Game Wardon was drawn in seventh brace and ran on course No. 1. Temperatures were in the high 70s at the 8 o’clock breakaway.

Wardon and his bracemate, Mohawk Mill Trail Warrior, reached to the bottoms in front of the clubhouse where point was called for the Corder pointer at about the 7-minute mark. All in order at flush. Eisenhart and Davis gathered everything up and headed to the front, Wardon went far ahead and hunted more country.

Eisenhart called point again at 49, a pretty picture on an early fall morning. The white and liver ticked male pointer looked just like one would want their performer to look – it was a good start to a new field trial season in North Carolina.

Up to this point in time Wardon had done about as well as anyone could ask. An excellent ground effort and two good pieces of bird work. But he wasn’t finished yet. Eisenhart called point again at 59 minutes, rode to the standing pointer, flushed, shot and smiled.

Wardon had just added icing to the cake at the end of the hour.

His performance was one that burns itself into your mind and one uses it to judge other performances by future competitors.

Runner-up honors were awarded to Awsum Country Justice. Co-owners Bill and Margie Ricci were riding the dog wagon to witness what was probably the best ground work of the stake.

Justice drew the fifth brace when weather conditions were not ideal. He was always to the front, it seemed, showing far ahead. The Riccis had to be proud of the way he handled the mile-long field and the area around the bear trap. His finish was about ideal.

Justice had one find; it was in high cover midway of the mile-long field. He was given a divided find on another piece of bird work – a true all-age performance.

Several other entries had good performances. Mohawk Mill Trail Warrior was braced with the winner in No. 7. He had finds at about 17, 40, and 44. He had more bird work at 50 that wasn’t seen by this reporter. He had a strong and exciting hour.

Raw Law Sugar Trouble appealed to several in attendance with his two finds and good finish. Dunn’s Hell'n High Water had the kind of finish that everyone wants, but lacked in some other areas.

Marques Armed Robber ran in a dense fog, stayed ahead and looked like he was going to change things for a while, but misbehaved on his third find.

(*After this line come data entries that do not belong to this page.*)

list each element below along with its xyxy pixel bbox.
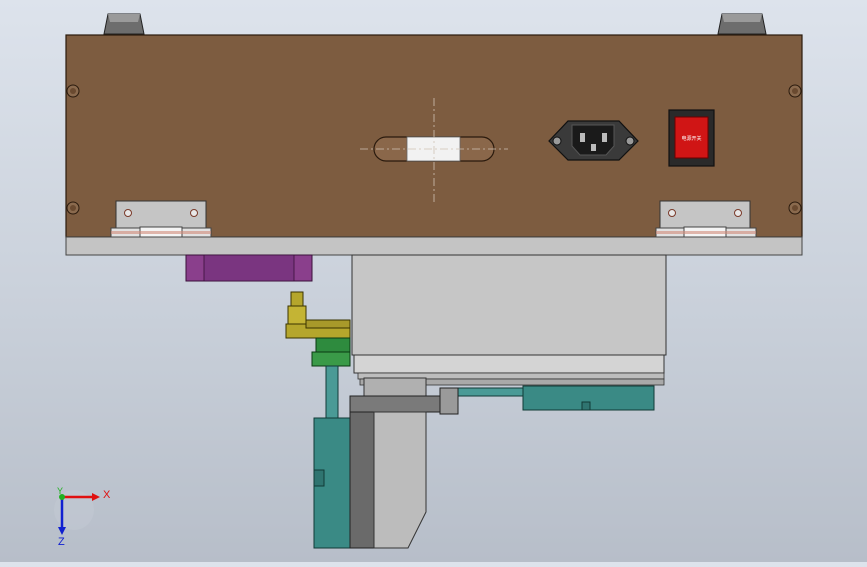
top-foot-right xyxy=(717,13,767,35)
teal-box-right xyxy=(522,385,655,411)
screw-bottom-right xyxy=(788,201,802,215)
teal-pipe-horizontal xyxy=(457,387,527,397)
shelf-plate xyxy=(65,236,803,256)
hinge-left xyxy=(110,200,212,240)
axis-triad: X Y Z xyxy=(54,486,111,548)
olive-connector xyxy=(285,291,351,339)
axis-z-label: Z xyxy=(58,536,65,548)
dark-column xyxy=(349,411,375,549)
axis-x-label: X xyxy=(103,489,111,501)
screw-top-right xyxy=(788,84,802,98)
gray-housing xyxy=(351,254,667,386)
gray-block-lower xyxy=(373,411,427,549)
hinge-right xyxy=(655,200,757,240)
cad-viewport[interactable]: 电源开关 X Y Z xyxy=(0,0,867,562)
power-switch-label: 电源开关 xyxy=(681,135,701,142)
teal-pipe-vertical xyxy=(325,365,339,419)
axis-y-label: Y xyxy=(57,486,63,496)
power-socket[interactable] xyxy=(548,120,639,161)
screw-bottom-left xyxy=(66,201,80,215)
power-switch[interactable]: 电源开关 xyxy=(668,109,715,167)
screw-top-left xyxy=(66,84,80,98)
green-block xyxy=(311,337,351,367)
top-foot-left xyxy=(103,13,145,35)
purple-block xyxy=(185,254,313,282)
teal-body-lower xyxy=(313,417,353,549)
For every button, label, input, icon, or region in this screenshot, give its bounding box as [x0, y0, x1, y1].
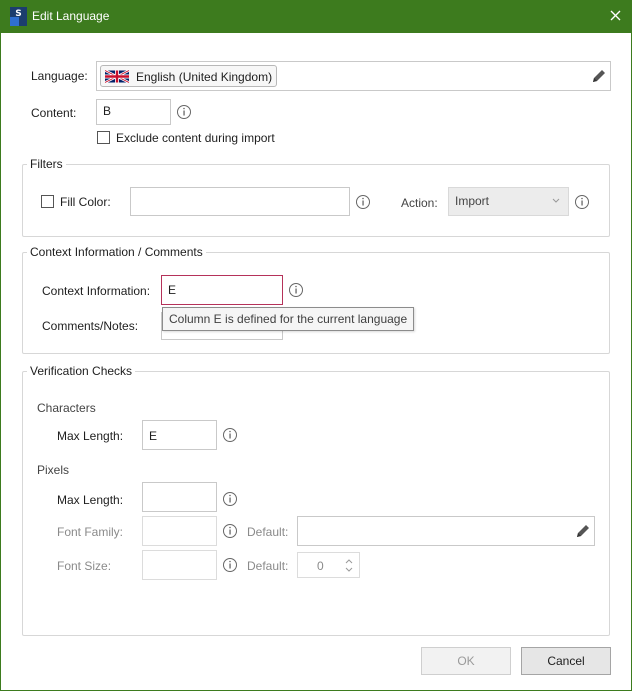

The last brace of the trial ended near McGee’s Castle. The field trial party returned to the clubhouse for the announcement of the new Tar Heel Champion.

Some handlers knew they weren’t going to be in the winners' circle, so they began getting ready for the start of the Central Carolina trials. There was still hope and dreams of becoming winners.

Hoffman, N. C., November 22

Judges: Grayson Francis and George Kimbrell

TAR HEEL OPEN ALL-AGE CHAMPIONSHIP [One-Hour Heats] —

40 Pointers and 4 Setters

Winner—GAME WARDON, 1676189, pointer male, by Caladen’s Rail Hawk—Game Creek. Dr. Fred Corder, owner; Luke Eisenhart, handler.

Runner-Up—AWSUM’S COUNTRY JUSTICE, 1666724, pointer male, by Erin’s Wild Justice—Awsum Country Girl. Bill & Margie Ricci & Dr. Bill Bruchey, owners; Luke Eisenhart, handler.